MCDM Elective | Meets Law & Ethics Requirement | 5 Credits
Saturdays (In-Person) 4/2, (Virtual) 4/16, 4/30, 5/14, 5/28, 9:00AM – 5:00PM | Partially In-Person | CMU 242
Registration SLN: 21480

Course Description:

This course introduces students to the art of honestly advocating for emerging technologies that an organization has decided to adopt and deploy. It provides a foundation to ensure students understand how to effectively inform stakeholders that these new solutions are both useful, safe and align with values that prioritize the good of the community as a whole. Yet, there’s a fine line between storytelling and propaganda, especially when it comes to making the case around these powerful innovations. What are the ethics of effective advocacy?
How can propaganda be differentiated from honest storytelling? How do we most effectively champion appropriate technologies to our employees, customers, clients or constituents?

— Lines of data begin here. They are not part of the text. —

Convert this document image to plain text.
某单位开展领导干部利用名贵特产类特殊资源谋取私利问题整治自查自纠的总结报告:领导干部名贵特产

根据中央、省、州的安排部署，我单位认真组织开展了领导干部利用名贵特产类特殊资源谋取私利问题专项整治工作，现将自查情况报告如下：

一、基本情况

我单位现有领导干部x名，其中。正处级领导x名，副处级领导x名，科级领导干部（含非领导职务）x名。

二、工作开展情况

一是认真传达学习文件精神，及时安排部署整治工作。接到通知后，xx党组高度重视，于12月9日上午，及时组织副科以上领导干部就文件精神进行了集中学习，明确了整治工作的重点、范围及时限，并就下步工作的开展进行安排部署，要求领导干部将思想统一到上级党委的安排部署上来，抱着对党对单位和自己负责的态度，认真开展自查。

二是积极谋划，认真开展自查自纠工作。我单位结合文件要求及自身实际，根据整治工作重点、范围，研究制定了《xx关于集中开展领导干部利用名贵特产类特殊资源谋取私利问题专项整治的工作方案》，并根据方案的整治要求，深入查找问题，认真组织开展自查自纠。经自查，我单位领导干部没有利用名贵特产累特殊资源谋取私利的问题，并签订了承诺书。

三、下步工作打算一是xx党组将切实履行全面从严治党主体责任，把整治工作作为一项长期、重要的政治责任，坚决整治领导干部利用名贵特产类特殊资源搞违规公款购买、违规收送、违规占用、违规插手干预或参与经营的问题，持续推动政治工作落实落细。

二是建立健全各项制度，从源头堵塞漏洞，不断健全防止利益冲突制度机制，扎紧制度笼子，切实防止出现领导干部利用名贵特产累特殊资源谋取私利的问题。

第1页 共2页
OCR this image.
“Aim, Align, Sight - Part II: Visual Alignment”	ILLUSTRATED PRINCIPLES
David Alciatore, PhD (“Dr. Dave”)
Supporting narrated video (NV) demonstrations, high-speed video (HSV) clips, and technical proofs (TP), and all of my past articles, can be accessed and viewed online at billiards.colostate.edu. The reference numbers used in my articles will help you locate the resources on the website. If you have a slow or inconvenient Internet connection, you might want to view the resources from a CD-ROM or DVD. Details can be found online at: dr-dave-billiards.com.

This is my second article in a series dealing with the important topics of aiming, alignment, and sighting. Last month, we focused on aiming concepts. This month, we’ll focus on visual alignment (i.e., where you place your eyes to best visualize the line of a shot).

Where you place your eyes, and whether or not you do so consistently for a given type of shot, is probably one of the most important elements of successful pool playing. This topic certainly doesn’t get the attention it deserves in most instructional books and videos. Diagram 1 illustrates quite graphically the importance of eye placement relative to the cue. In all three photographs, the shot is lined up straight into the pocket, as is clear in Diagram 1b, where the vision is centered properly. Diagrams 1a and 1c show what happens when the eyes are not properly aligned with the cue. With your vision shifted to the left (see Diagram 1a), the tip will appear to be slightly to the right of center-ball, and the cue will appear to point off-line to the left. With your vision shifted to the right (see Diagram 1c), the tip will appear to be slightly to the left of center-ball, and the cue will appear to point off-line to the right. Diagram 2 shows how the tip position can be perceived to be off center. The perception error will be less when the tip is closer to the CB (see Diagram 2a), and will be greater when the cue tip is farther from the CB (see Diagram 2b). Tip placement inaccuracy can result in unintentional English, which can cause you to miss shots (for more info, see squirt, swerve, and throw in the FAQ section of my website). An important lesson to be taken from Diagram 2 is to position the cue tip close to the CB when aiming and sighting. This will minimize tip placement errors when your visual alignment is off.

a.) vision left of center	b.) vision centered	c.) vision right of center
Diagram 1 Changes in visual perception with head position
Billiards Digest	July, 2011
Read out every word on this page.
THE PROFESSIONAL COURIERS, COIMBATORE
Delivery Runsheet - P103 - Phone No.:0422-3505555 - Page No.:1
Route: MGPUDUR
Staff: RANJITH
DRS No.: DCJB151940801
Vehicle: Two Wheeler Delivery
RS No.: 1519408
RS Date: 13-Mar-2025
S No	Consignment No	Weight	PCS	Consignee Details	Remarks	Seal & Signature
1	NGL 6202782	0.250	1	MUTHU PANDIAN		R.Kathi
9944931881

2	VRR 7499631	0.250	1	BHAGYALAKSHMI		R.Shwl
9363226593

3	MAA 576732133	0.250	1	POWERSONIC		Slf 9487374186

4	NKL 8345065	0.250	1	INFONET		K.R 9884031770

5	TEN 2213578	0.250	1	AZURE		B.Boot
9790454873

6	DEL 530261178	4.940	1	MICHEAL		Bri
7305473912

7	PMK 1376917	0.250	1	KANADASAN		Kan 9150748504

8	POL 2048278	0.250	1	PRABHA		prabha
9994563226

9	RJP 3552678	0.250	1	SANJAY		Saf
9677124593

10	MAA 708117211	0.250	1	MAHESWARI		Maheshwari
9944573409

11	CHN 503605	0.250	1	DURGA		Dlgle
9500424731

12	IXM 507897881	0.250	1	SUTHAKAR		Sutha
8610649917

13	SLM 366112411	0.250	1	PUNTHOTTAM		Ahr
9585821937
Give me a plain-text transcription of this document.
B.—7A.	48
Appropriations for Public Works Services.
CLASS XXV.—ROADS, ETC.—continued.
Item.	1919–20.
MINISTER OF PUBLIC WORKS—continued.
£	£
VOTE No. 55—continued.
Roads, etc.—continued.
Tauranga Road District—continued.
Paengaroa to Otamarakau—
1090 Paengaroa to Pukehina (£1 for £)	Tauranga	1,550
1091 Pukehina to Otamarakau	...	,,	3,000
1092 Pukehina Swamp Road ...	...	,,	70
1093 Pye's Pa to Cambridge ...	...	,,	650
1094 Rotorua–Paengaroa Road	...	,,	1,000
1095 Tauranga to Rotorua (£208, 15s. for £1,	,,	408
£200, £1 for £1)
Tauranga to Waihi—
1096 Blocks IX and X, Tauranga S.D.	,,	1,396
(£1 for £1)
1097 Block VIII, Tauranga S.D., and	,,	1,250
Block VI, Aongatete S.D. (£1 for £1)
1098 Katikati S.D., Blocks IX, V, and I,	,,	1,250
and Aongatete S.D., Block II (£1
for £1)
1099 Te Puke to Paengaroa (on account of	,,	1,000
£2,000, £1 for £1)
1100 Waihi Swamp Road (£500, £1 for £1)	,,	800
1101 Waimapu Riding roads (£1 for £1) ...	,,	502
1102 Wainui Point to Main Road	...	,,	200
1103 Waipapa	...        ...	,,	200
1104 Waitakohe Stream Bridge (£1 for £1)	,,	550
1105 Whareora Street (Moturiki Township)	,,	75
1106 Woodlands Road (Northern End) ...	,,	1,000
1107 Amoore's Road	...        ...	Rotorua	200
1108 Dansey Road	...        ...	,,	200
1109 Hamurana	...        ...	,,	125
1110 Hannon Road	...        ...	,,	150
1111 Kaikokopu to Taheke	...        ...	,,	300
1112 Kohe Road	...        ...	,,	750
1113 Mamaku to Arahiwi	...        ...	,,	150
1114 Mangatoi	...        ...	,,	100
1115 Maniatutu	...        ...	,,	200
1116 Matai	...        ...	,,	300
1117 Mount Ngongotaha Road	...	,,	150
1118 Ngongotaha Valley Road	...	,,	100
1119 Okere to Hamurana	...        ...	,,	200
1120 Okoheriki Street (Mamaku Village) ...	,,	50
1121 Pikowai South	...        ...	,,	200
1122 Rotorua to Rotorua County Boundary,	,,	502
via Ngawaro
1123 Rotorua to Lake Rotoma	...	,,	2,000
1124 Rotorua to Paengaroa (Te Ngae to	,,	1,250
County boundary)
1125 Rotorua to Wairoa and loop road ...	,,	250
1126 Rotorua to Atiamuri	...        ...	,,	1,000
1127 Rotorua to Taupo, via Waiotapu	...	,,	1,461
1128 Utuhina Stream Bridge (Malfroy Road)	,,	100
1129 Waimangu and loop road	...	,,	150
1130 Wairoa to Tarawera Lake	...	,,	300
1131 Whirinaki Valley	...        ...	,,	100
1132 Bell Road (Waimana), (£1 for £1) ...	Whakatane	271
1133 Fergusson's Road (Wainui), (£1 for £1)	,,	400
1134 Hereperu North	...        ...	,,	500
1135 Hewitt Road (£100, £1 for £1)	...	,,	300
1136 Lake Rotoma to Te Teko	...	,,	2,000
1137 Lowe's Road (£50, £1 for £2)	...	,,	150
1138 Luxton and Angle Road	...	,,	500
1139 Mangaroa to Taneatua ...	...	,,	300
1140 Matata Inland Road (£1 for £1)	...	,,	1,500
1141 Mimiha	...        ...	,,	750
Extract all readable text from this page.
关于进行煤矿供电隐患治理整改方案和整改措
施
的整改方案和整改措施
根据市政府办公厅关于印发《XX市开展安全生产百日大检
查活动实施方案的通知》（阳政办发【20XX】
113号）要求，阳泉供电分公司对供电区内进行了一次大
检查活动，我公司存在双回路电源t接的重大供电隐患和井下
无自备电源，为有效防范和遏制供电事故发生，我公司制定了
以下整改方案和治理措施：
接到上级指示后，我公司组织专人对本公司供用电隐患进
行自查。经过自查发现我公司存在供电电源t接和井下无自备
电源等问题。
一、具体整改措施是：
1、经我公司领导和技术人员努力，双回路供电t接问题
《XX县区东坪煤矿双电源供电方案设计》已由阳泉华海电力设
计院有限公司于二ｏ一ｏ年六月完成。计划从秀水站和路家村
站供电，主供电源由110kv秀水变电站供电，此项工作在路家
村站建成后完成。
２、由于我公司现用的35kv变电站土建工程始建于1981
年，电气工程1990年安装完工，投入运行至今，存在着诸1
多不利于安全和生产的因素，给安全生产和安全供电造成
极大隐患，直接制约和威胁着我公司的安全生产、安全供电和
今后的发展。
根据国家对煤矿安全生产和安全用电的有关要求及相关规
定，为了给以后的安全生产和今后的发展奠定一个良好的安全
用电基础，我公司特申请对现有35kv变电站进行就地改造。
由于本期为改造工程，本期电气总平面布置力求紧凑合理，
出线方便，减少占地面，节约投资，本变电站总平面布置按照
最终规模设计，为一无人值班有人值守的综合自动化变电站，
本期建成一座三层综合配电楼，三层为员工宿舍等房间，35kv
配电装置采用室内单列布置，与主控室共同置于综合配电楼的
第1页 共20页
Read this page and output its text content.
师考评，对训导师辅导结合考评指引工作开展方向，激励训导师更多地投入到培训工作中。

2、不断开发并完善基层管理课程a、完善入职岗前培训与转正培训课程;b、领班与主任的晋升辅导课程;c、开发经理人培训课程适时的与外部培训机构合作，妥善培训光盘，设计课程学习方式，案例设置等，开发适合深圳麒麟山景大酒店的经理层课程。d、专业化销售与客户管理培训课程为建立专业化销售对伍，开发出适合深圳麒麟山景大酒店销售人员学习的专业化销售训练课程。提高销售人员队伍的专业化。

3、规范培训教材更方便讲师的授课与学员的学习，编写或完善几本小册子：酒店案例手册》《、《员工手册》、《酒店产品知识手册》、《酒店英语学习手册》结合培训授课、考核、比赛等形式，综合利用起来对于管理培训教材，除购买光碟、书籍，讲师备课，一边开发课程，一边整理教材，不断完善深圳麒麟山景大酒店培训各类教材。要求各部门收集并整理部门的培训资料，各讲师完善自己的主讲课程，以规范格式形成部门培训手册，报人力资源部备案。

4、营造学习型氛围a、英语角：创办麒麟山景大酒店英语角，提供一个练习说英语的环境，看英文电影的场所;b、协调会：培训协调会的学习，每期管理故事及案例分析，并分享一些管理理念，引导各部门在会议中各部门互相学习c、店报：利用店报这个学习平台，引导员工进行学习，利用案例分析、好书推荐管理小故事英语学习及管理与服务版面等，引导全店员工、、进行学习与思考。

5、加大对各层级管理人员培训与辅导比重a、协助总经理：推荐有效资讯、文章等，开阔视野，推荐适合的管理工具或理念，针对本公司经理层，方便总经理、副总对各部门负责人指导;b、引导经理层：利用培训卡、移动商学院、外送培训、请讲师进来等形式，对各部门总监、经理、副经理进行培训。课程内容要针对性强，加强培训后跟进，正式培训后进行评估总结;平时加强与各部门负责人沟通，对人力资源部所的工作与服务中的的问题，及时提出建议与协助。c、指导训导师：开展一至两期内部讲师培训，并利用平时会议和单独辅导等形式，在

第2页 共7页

We will also examine questions about the platforms and technology themselves: What reference should we use to recognize that emerging technologies are serving as trustful conduits and not propagating misinformation or disinformation? What communications methods, platforms and amplifiers are being used to spread propaganda and fake news, and how does this impact democracy? By learning how to critically think about such questions, students will learn how to communicate clearly and ethically in favor of the use of nascent technology solutions that might impact an organization or community.